Hi, I’m Quinn Askeland. In 2016, I started Transumo after experiencing expensive, slow, and frustrating international transfers and payments through banks. My mission is simple: to help others simplify and reduce the cost of transfers and payments. Fortunately, today, there are excellent alternatives for international money transfers and payments. See My Full Bio.
Sending money to another country has become extremely simple and convenient. All you need is a bank account and access to one of the many transfer services that are available.
Both the person who is remitting the funds and the recipient should be aware that they need to adhere to the rules and regulations governing such transactions in their respective countries. In the normal course, your bank or the agency that you are using ensures adherence to the applicable laws.
If you are dealing with a reputed and well-established money-transfer service provider, you need not worry too much about regulatory compliance issues as these will be taken care of. But it is good to know about the various statutes in different countries that apply to your money transfer so you can check to see if the company you are using is registered.
- Hong Kong
The Australian Securities and Investment Commission (ASIC) is responsible for overseeing the foreign exchange market and all money transfer providers.
The agency that you use should have an Australian Financial Services License (AFS). This certification is given only if the representatives of the firm are adequately trained to carry out money transfer transactions.
If you use an ASIC registered money transfer provider you can be sure that the relevant Australian legislation regarding fraud and money laundering has been complied with.
Another advantage in dealing with an ASIC licensed agency is that it will have a suitable dispute resolution mechanism in place if you are dissatisfied with your transaction.
The agency that is responsible for monitoring financial transactions in Canada is the Financial Transactions and Reports Analysis Centre (FinTRAC). Its mandate requires it to pay special attention to the detection and prevention of money laundering and terrorist activities.
Money Services Businesses (MSBs), which include money transfer providers and foreign exchange brokers fall under FinTRAC’s purview.
FinTRAC regulated MSBs are required to maintain segregated client accounts. This regulation protects consumers as their money is kept independent of the money transfer providers’ other funds. In the event that the MSB gets into financial difficulties, the customer’s funds are not in danger of being lost.
The Hong Kong Monetary Authority (HKMA) functions as the central bank and is responsible for ensuring compliance with local and international regulations. Banks that provide money transfer services are monitored by the HKMA.
Other money transfer providers fall under the Anti-Money Laundering and Counter-Terrorist Financing Ordinance (AMLO). They are required to apply for a licence from the Commissioner of Customs & Excise.
The rules governing international money transfer providers are very strict and it is in the interest of persons seeking to remit money abroad to ensure that the agency that they are using is licensed by the Customs & Excise department.
Money transfer agencies in the UK can be either ‘registered’ or ‘authorised’ by the Financial Conduct Authority (FCA). The FCA is an independent body that protects the interests of consumers in the UK.
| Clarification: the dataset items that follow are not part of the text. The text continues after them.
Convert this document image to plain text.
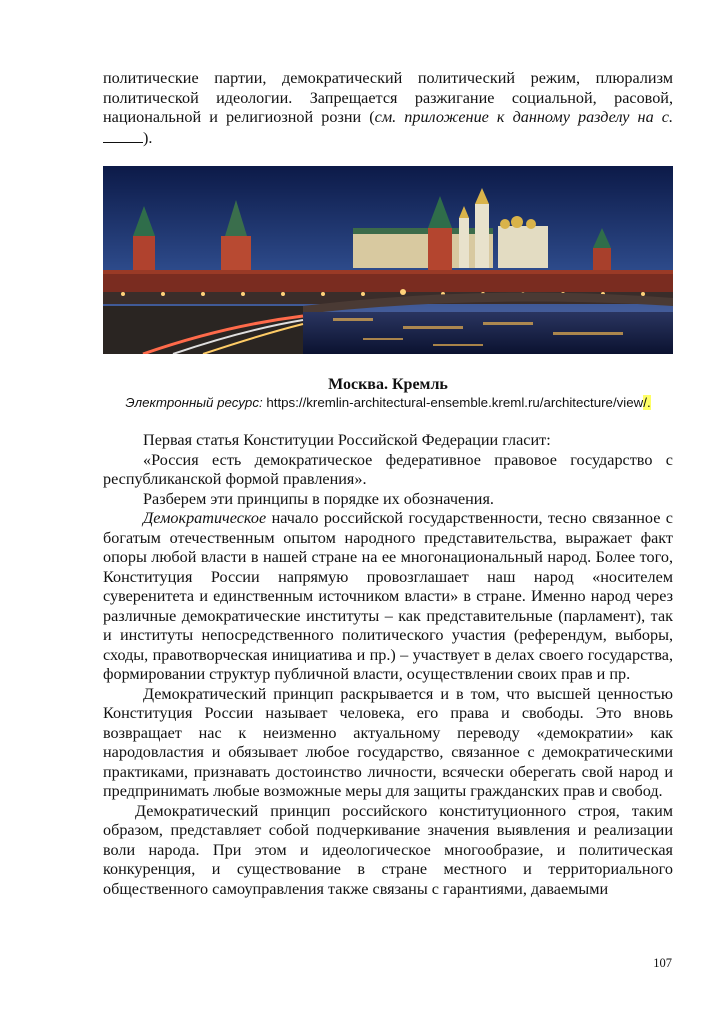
политические партии, демократический политический режим, плюрализм политической идеологии. Запрещается разжигание социальной, расовой, национальной и религиозной розни (см. приложение к данному разделу на с. ).

Москва. Кремль
Электронный ресурс: https://kremlin-architectural-ensemble.kreml.ru/architecture/view/.

Первая статья Конституции Российской Федерации гласит:

«Россия есть демократическое федеративное правовое государство с республиканской формой правления».

Разберем эти принципы в порядке их обозначения.

Демократическое начало российской государственности, тесно связанное с богатым отечественным опытом народного представительства, выражает факт опоры любой власти в нашей стране на ее многонациональный народ. Более того, Конституция России напрямую провозглашает наш народ «носителем суверенитета и единственным источником власти» в стране. Именно народ через различные демократические институты – как представительные (парламент), так и институты непосредственного политического участия (референдум, выборы, сходы, правотворческая инициатива и пр.) – участвует в делах своего государства, формировании структур публичной власти, осуществлении своих прав и пр.

Демократический принцип раскрывается и в том, что высшей ценностью Конституция России называет человека, его права и свободы. Это вновь возвращает нас к неизменно актуальному переводу «демократии» как народовластия и обязывает любое государство, связанное с демократическими практиками, признавать достоинство личности, всячески оберегать свой народ и предпринимать любые возможные меры для защиты гражданских прав и свобод.

Демократический принцип российского конституционного строя, таким образом, представляет собой подчеркивание значения выявления и реализации воли народа. При этом и идеологическое многообразие, и политическая конкуренция, и существование в стране местного и территориального общественного самоуправления также связаны с гарантиями, даваемыми

107
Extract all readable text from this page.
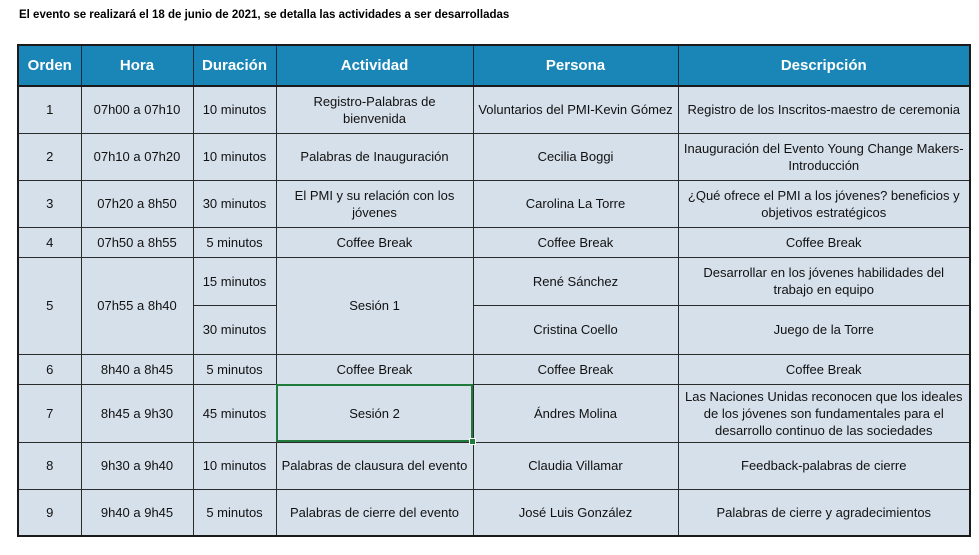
El evento se realizará el 18 de junio de 2021, se detalla las actividades a ser desarrolladas
Orden	Hora	Duración	Actividad	Persona	Descripción
1	07h00 a 07h10	10 minutos	Registro-Palabras de bienvenida	Voluntarios del PMI-Kevin Gómez	Registro de los Inscritos-maestro de ceremonia
2	07h10 a 07h20	10 minutos	Palabras de Inauguración	Cecilia Boggi	Inauguración del Evento Young Change Makers-Introducción
3	07h20 a 8h50	30 minutos	El PMI y su relación con los jóvenes	Carolina La Torre	¿Qué ofrece el PMI a los jóvenes? beneficios y objetivos estratégicos
4	07h50 a 8h55	5 minutos	Coffee Break	Coffee Break	Coffee Break
5	07h55 a 8h40	15 minutos	Sesión 1	René Sánchez	Desarrollar en los jóvenes habilidades del trabajo en equipo
		30 minutos		Cristina Coello	Juego de la Torre
6	8h40 a 8h45	5 minutos	Coffee Break	Coffee Break	Coffee Break
7	8h45 a 9h30	45 minutos	Sesión 2	Ándres Molina	Las Naciones Unidas reconocen que los ideales de los jóvenes son fundamentales para el desarrollo continuo de las sociedades
8	9h30 a 9h40	10 minutos	Palabras de clausura del evento	Claudia Villamar	Feedback-palabras de cierre
9	9h40 a 9h45	5 minutos	Palabras de cierre del evento	José Luis González	Palabras de cierre y agradecimientos
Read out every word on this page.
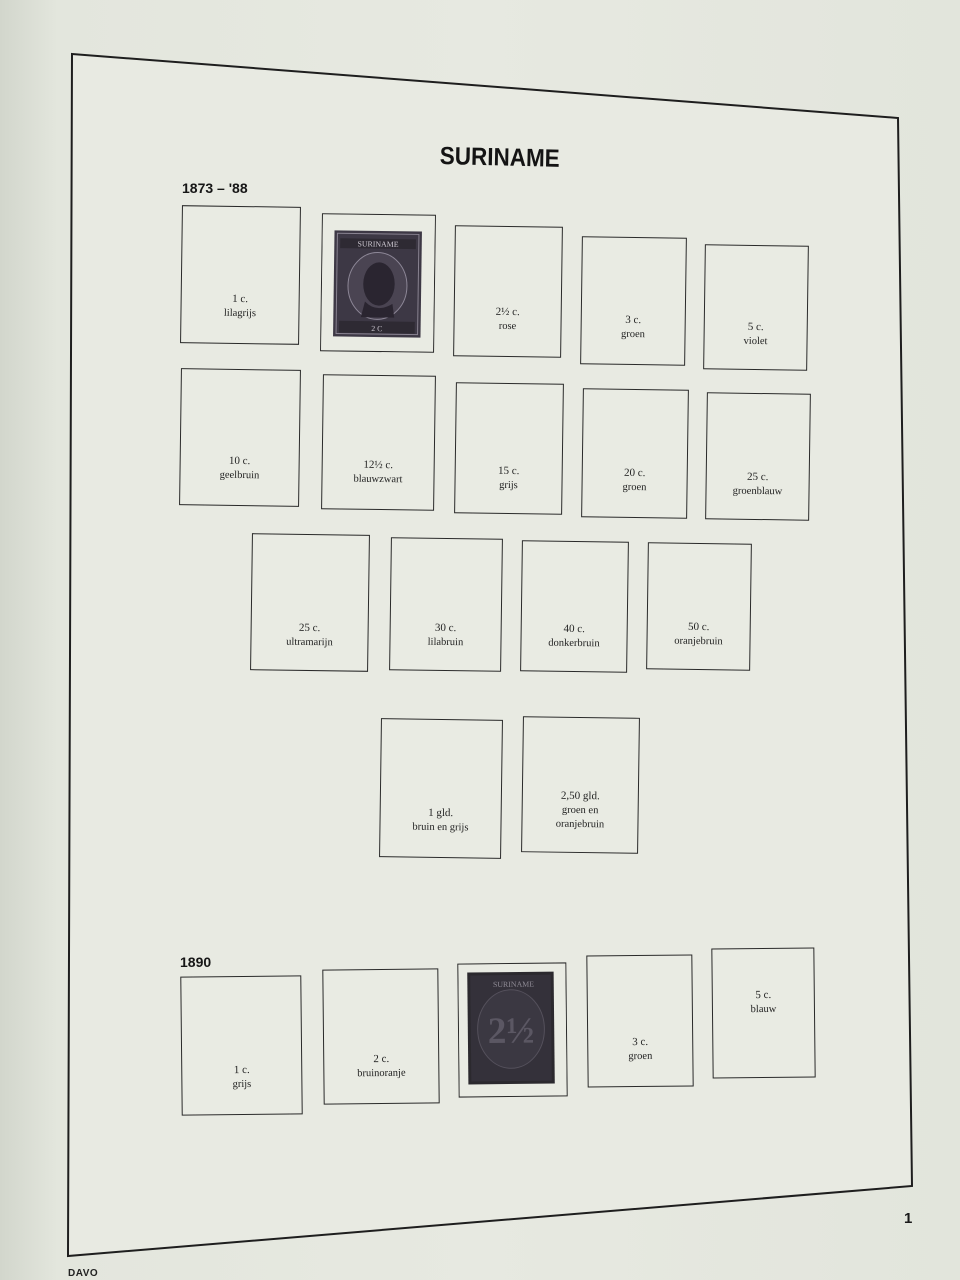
SURINAME
1873 – '88
1890
1 c.
lilagrijs
SURINAME
2 C
2½ c.
rose
3 c.
groen
5 c.
violet
10 c.
geelbruin
12½ c.
blauwzwart
15 c.
grijs
20 c.
groen
25 c.
groenblauw
25 c.
ultramarijn
30 c.
lilabruin
40 c.
donkerbruin
50 c.
oranjebruin
1 gld.
bruin en grijs
2,50 gld.
groen en oranjebruin
1 c.
grijs
2 c.
bruinoranje
SURINAME
2½	3 c.
groen
5 c.
blauw
1
DAVO
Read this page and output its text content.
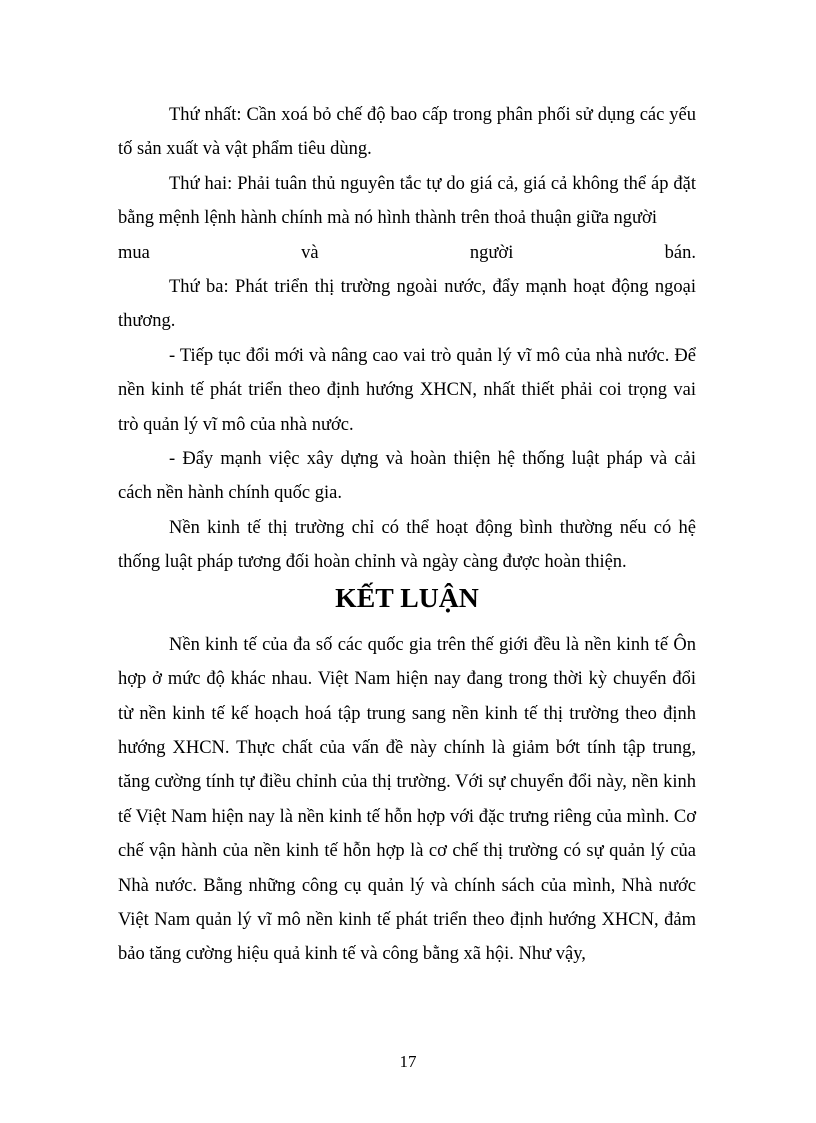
Thứ nhất: Cần xoá bỏ chế độ bao cấp trong phân phối sử dụng các yếu tố sản xuất và vật phẩm tiêu dùng.

Thứ hai: Phải tuân thủ nguyên tắc tự do giá cả, giá cả không thể áp đặt bằng mệnh lệnh hành chính mà nó hình thành trên thoả thuận giữa người

mua và người bán.

Thứ ba: Phát triển thị trường ngoài nước, đẩy mạnh hoạt động ngoại thương.

- Tiếp tục đổi mới và nâng cao vai trò quản lý vĩ mô của nhà nước. Để nền kinh tế phát triển theo định hướng XHCN, nhất thiết phải coi trọng vai trò quản lý vĩ mô của nhà nước.

- Đẩy mạnh việc xây dựng và hoàn thiện hệ thống luật pháp và cải cách nền hành chính quốc gia.

Nền kinh tế thị trường chỉ có thể hoạt động bình thường nếu có hệ thống luật pháp tương đối hoàn chỉnh và ngày càng được hoàn thiện.

KẾT LUẬN

Nền kinh tế của đa số các quốc gia trên thế giới đều là nền kinh tế Ôn hợp ở mức độ khác nhau. Việt Nam hiện nay đang trong thời kỳ chuyển đổi từ nền kinh tế kế hoạch hoá tập trung sang nền kinh tế thị trường theo định hướng XHCN. Thực chất của vấn đề này chính là giảm bớt tính tập trung, tăng cường tính tự điều chỉnh của thị trường. Với sự chuyển đổi này, nền kinh tế Việt Nam hiện nay là nền kinh tế hỗn hợp với đặc trưng riêng của mình. Cơ chế vận hành của nền kinh tế hỗn hợp là cơ chế thị trường có sự quản lý của Nhà nước. Bằng những công cụ quản lý và chính sách của mình, Nhà nước Việt Nam quản lý vĩ mô nền kinh tế phát triển theo định hướng XHCN, đảm bảo tăng cường hiệu quả kinh tế và công bằng xã hội. Như vậy,

17
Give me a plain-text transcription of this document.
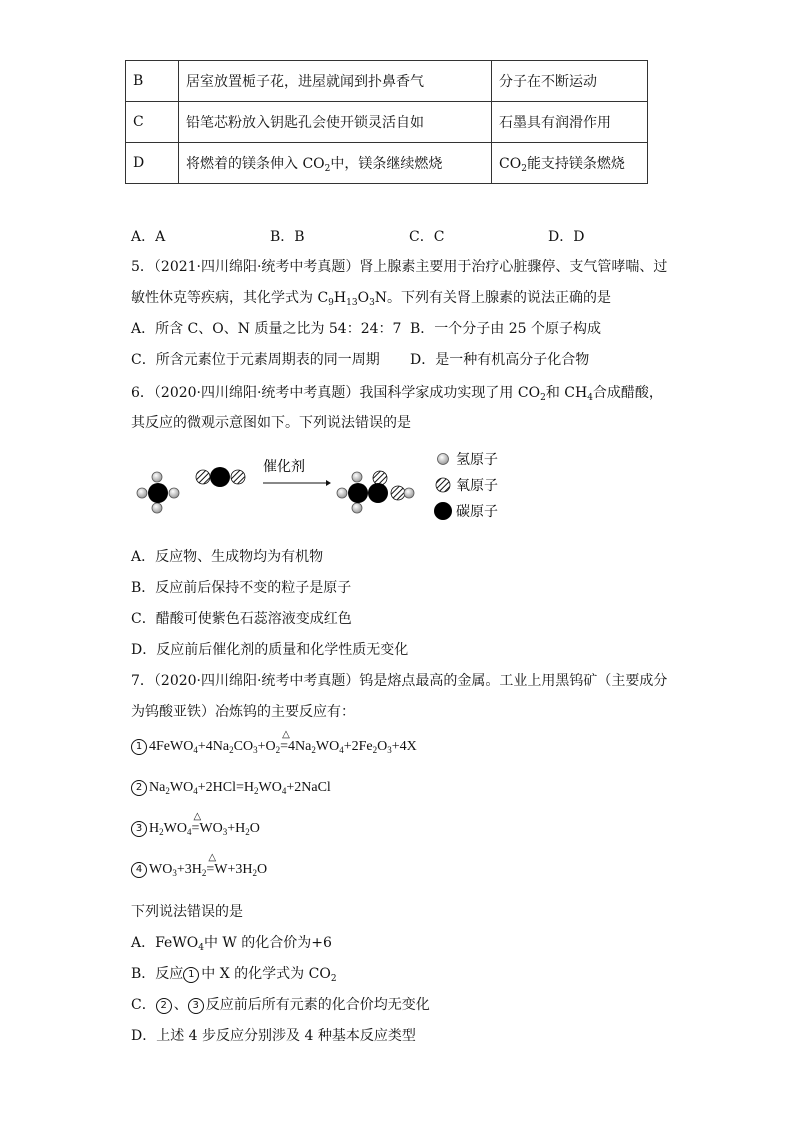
B	居室放置栀子花，进屋就闻到扑鼻香气	分子在不断运动
C	铅笔芯粉放入钥匙孔会使开锁灵活自如	石墨具有润滑作用
D	将燃着的镁条伸入 $CO_2$中，镁条继续燃烧	$CO_2$能支持镁条燃烧
A．A	B．B	C．C	D．D
5．（2021·四川绵阳·统考中考真题）肾上腺素主要用于治疗心脏骤停、支气管哮喘、过
敏性休克等疾病，其化学式为 $C_9H_{13}O_3N$。下列有关肾上腺素的说法正确的是
A．所含 C、O、N 质量之比为 54：24：7 B．一个分子由 25 个原子构成
C．所含元素位于元素周期表的同一周期 D．是一种有机高分子化合物
6．（2020·四川绵阳·统考中考真题）我国科学家成功实现了用 $CO_2$和 $CH_4$合成醋酸，
其反应的微观示意图如下。下列说法错误的是
催化剂	氢原子
氧原子
碳原子
A．反应物、生成物均为有机物
B．反应前后保持不变的粒子是原子
C．醋酸可使紫色石蕊溶液变成红色
D．反应前后催化剂的质量和化学性质无变化
7．（2020·四川绵阳·统考中考真题）钨是熔点最高的金属。工业上用黑钨矿（主要成分
为钨酸亚铁）冶炼钨的主要反应有：
1 $4FeWO_4+4Na_2CO_3+O_2$
△
$=4Na_2WO_4+2Fe_2O_3+4X$
2 $Na_2WO_4+2HCl=H_2WO_4+2NaCl$
3 $H_2WO_4$
△
$=WO_3+H_2O$
4 $WO_3+3H_2$
△
$=W+3H_2O$
下列说法错误的是
A．FeWO$_4$中 W 的化合价为+6
B．反应 1 中 X 的化学式为 $CO_2$
C． 2 、 3 反应前后所有元素的化合价均无变化
D．上述 4 步反应分别涉及 4 种基本反应类型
The FCA ‘registers’ a money transfer agency on the basis of two conditions. The first is that it should be based in the UK and the second, that none of its managers have been convicted of financial crimes.
An “authorised’ agency, on the other hand, offers customers greater protection as the process of authorisation by the FCA is more stringent.
If you are dissatisfied with the services of the agency that you have used, you can approach the Financial Ombudsman Service for redress.
The European Central Bank sets the policies for all member countries. But the central bank of each country is responsible for implementation.
Recently, a number of new rules have been implemented to prevent money laundering. These require that any transfer of €10,000 and above requires stricter customer due diligence. EU countries are also required to set up registers to record the ultimate parties who are receiving the funds.
Money transfer providers are known as Money Services Businesses (MSBs) in the US. They are overseen by the Financial Crimes Enforcement Network (FinCEN), which is part of the US Treasury department.
However regulation of money transfer agencies is done at the state level.
The Consumer Financial Protection Bureau (CFPB) is the federal agency responsible for ensuring that customers utilising money transfer facilities are treated in a fair manner.
The CFPB has framed rules that require money transfer agencies to disclose the fees that they charge. In fact, you will receive an initial disclosure statement that clearly lays down the amount you have requested to be sent, the exchange rate, taxes, and the amount that the recipient will get.
You can use this information to compare the offers of several MSBs. When you actually use the services of the MSB that you select, you will get another statement furnishing complete details of your transaction.
Rationale for money transfer regulations
The greatest advantage of online money transfers is the speed at which they are completed and the convenience they offer. But the service can also be used for fraudulent activities and money laundering.
It is for this reason that the financial regulatory authorities across the globe have implemented a number of measures that seek to curb the illegal use of international money transfer facilities.